Awards and highlights
- 2× Second-team All-American (1961, 1962); 2× First-team All-SEC (1961, 1962);

Career AFL statistics
- Games played: 28
- Games started: 2
- Stats at Pro Football Reference

= Dave Watson (American football) =

American football player (1941–2021)

Carl David Watson (January 6, 1941 – March 13, 2021) was an American professional football player who was an offensive lineman for two seasons for the Boston Patriots. He was selected 122nd overall in the ninth round of the 1963 NFL draft. (Note: Sources differ: Baltimore Colts or Chicago Bears)

==Biography==
Watson is considered one of the best athletes in the history of Eufaula High School where he starred for the Tigers in football and basketball (1954–1958). He played under legendary Eufaula High coaches A. W. "Bill" Buchanan in football (the Tigers record was 27–9 during Watson's playing career at Eufaula) and basketball under Jack Powell where he played on a district championship team during his senior year. Watson was a two time All-State selection in high school, as a two-way lineman, and was a three time All-SEC performer at Georgia Tech (1959–1963). He was chosen AP lineman of the week in 1961 for his outstanding play against Duke University. In the game, he recorded 12 individual tackles, numerous assists, and a fumble recovery while playing on both sides of the ball. Watson was chosen Most Valuable Lineman in the 1962–1963 Hula Bowl college all-star game and is a member of the All Time Gator Bowl team.

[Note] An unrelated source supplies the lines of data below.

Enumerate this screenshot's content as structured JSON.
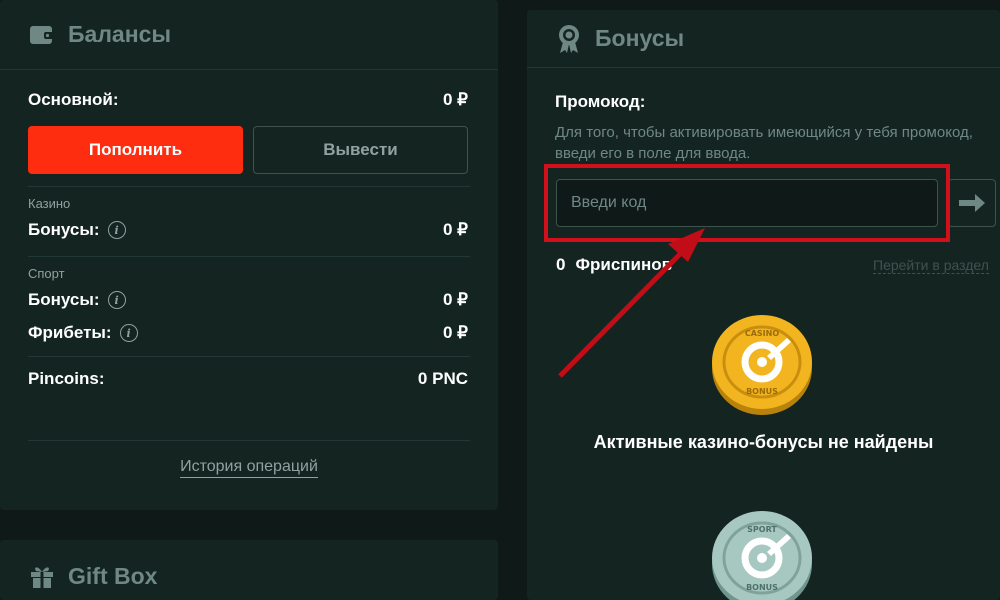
{
  "balances": {
    "title": "Балансы",
    "main_label": "Основной:",
    "main_value": "0 ₽",
    "deposit_label": "Пополнить",
    "withdraw_label": "Вывести",
    "casino_caption": "Казино",
    "casino_bonus_label": "Бонусы:",
    "casino_bonus_value": "0 ₽",
    "sport_caption": "Спорт",
    "sport_bonus_label": "Бонусы:",
    "sport_bonus_value": "0 ₽",
    "freebets_label": "Фрибеты:",
    "freebets_value": "0 ₽",
    "pincoins_label": "Pincoins:",
    "pincoins_value": "0 PNC",
    "history_label": "История операций"
  },
  "giftbox": {
    "title": "Gift Box"
  },
  "bonuses": {
    "title": "Бонусы",
    "promo_label": "Промокод:",
    "promo_hint": "Для того, чтобы активировать имеющийся у тебя промокод, введи его в поле для ввода.",
    "promo_placeholder": "Введи код",
    "freespins_count": "0",
    "freespins_label": "Фриспинов",
    "goto_section_label": "Перейти в раздел",
    "casino_coin_text": "CASINO · BONUS",
    "sport_coin_text": "SPORT · BONUS",
    "no_casino_bonuses": "Активные казино-бонусы не найдены"
  },
  "colors": {
    "accent": "#ff2d0f",
    "background": "#0f1a18",
    "panel": "#142421",
    "annotation": "#d0101a"
  },
  "icons": [
    "wallet-icon",
    "gift-icon",
    "award-icon",
    "info-icon",
    "arrow-right-icon",
    "casino-coin-icon",
    "sport-coin-icon"
  ]
}
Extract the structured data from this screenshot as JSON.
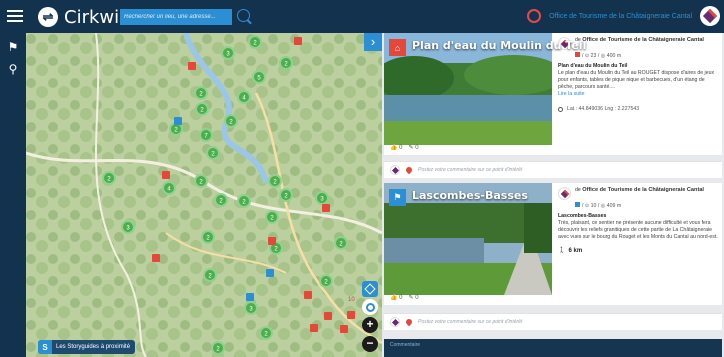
{
  "app": {
    "name": "Cirkwi",
    "search_placeholder": "Rechercher un lieu, une adresse...",
    "owner": "Office de Tourisme de la Châtaigneraie Cantal"
  },
  "colors": {
    "accent": "#2d8fd3",
    "header": "#12324d",
    "poi": "#e5473a",
    "cluster": "#4cae4c"
  },
  "left_rail": {
    "items": [
      "flag-icon",
      "map-pin-icon"
    ]
  },
  "map": {
    "storyguides_badge": "S",
    "storyguides_label": "Les Storyguides à proximité",
    "clusters": [
      "2",
      "3",
      "2",
      "5",
      "2",
      "4",
      "2",
      "2",
      "2",
      "7",
      "2",
      "2",
      "2",
      "4",
      "2",
      "2",
      "2",
      "2",
      "3",
      "2",
      "3",
      "2",
      "2",
      "2",
      "2",
      "2",
      "3",
      "2",
      "2"
    ],
    "warning_badge": "10"
  },
  "cards": [
    {
      "title": "Plan d'eau du Moulin du Teil",
      "by_prefix": "de",
      "by_owner": "Office de Tourisme de la Châtaigneraie Cantal",
      "stats": "/ ⊙ 23 / ◎ 400 m",
      "desc_title": "Plan d'eau du Moulin du Teil",
      "desc": "Le plan d'eau du Moulin du Teil au ROUGET dispose d'aires de jeux pour enfants, tables de pique nique et barbecues, d'un étang de pêche, parcours santé....",
      "read_more": "Lire la suite",
      "latlng": "Lat : 44.849036 Lng : 2.227543",
      "likes": "0",
      "comments": "0",
      "comment_placeholder": "Postez votre commentaire sur ce point d'intérêt"
    },
    {
      "title": "Lascombes-Basses",
      "by_prefix": "de",
      "by_owner": "Office de Tourisme de la Châtaigneraie Cantal",
      "stats": "/ ⊙ 10 / ◎ 409 m",
      "desc_title": "Lascombes-Basses",
      "desc": "Très, plaisant, ce sentier ne présente aucune difficulté et vous fera découvrir les reliefs granitiques de cette partie de La Châtaigneraie avec vues sur le bourg du Rouget et les Monts du Cantal au nord-est.",
      "distance": "6 km",
      "likes": "0",
      "comments": "0",
      "comment_placeholder": "Postez votre commentaire sur ce point d'intérêt"
    }
  ],
  "composer_label": "Commentaire"
}
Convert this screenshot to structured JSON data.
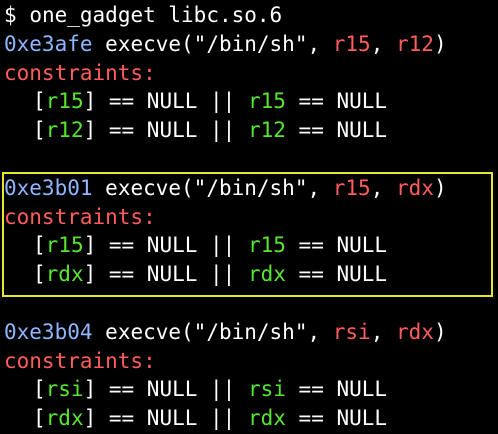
{
  "prompt": {
    "symbol": "$",
    "command": "one_gadget libc.so.6"
  },
  "keyword_constraints": "constraints:",
  "gadgets": [
    {
      "address": "0xe3afe",
      "call": "execve(\"/bin/sh\",",
      "arg1": "r15",
      "sep": ",",
      "arg2": "r12",
      "close": ")",
      "constraints": [
        {
          "open": "[",
          "reg1": "r15",
          "mid1": "] == NULL || ",
          "reg2": "r15",
          "tail": " == NULL"
        },
        {
          "open": "[",
          "reg1": "r12",
          "mid1": "] == NULL || ",
          "reg2": "r12",
          "tail": " == NULL"
        }
      ]
    },
    {
      "address": "0xe3b01",
      "call": "execve(\"/bin/sh\",",
      "arg1": "r15",
      "sep": ",",
      "arg2": "rdx",
      "close": ")",
      "highlighted": true,
      "constraints": [
        {
          "open": "[",
          "reg1": "r15",
          "mid1": "] == NULL || ",
          "reg2": "r15",
          "tail": " == NULL"
        },
        {
          "open": "[",
          "reg1": "rdx",
          "mid1": "] == NULL || ",
          "reg2": "rdx",
          "tail": " == NULL"
        }
      ]
    },
    {
      "address": "0xe3b04",
      "call": "execve(\"/bin/sh\",",
      "arg1": "rsi",
      "sep": ",",
      "arg2": "rdx",
      "close": ")",
      "constraints": [
        {
          "open": "[",
          "reg1": "rsi",
          "mid1": "] == NULL || ",
          "reg2": "rsi",
          "tail": " == NULL"
        },
        {
          "open": "[",
          "reg1": "rdx",
          "mid1": "] == NULL || ",
          "reg2": "rdx",
          "tail": " == NULL"
        }
      ]
    }
  ],
  "colors": {
    "background": "#000000",
    "address": "#8fb6ff",
    "keyword": "#ff5c5c",
    "register": "#55e62d",
    "highlight_border": "#e6e62a"
  }
}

In 1962, Watson played in one of Georgia Tech's biggest wins in their storied football history. The Bobby Dodd coached Jackets upset Bear Bryant's Alabama Crimson Tide, in Atlanta, on November 14 of that year. The Tide was ranked #1 in the country and led by All-America quarterback Joe Namath. The 7–6 Jackets' victory gave Alabama its only loss of the year and ended the Tide's quest for a second straight national championship in what many Tech fans consider the greatest game ever played at Historic Grant Field.

He went on to play professional football with the Boston Patriots in the old American Football League (1963–1964) and the Edmonton Eskimos of the Canadian Football League (1965). He is a member of the Wiregrass Sports Hall of Fame (the Wiregrass is a region in southeast Alabama, southwest Georgia, and northwest Florida; it is also known as the peanut growing capital of the world).
After his playing career ended he returned to Georgia Tech and earned a master's degree in Electrical Engineering. Dave had three children, Lynne, Neal, and Amy. He retired and lived near Pine Mountain, Georgia until his death in 2021.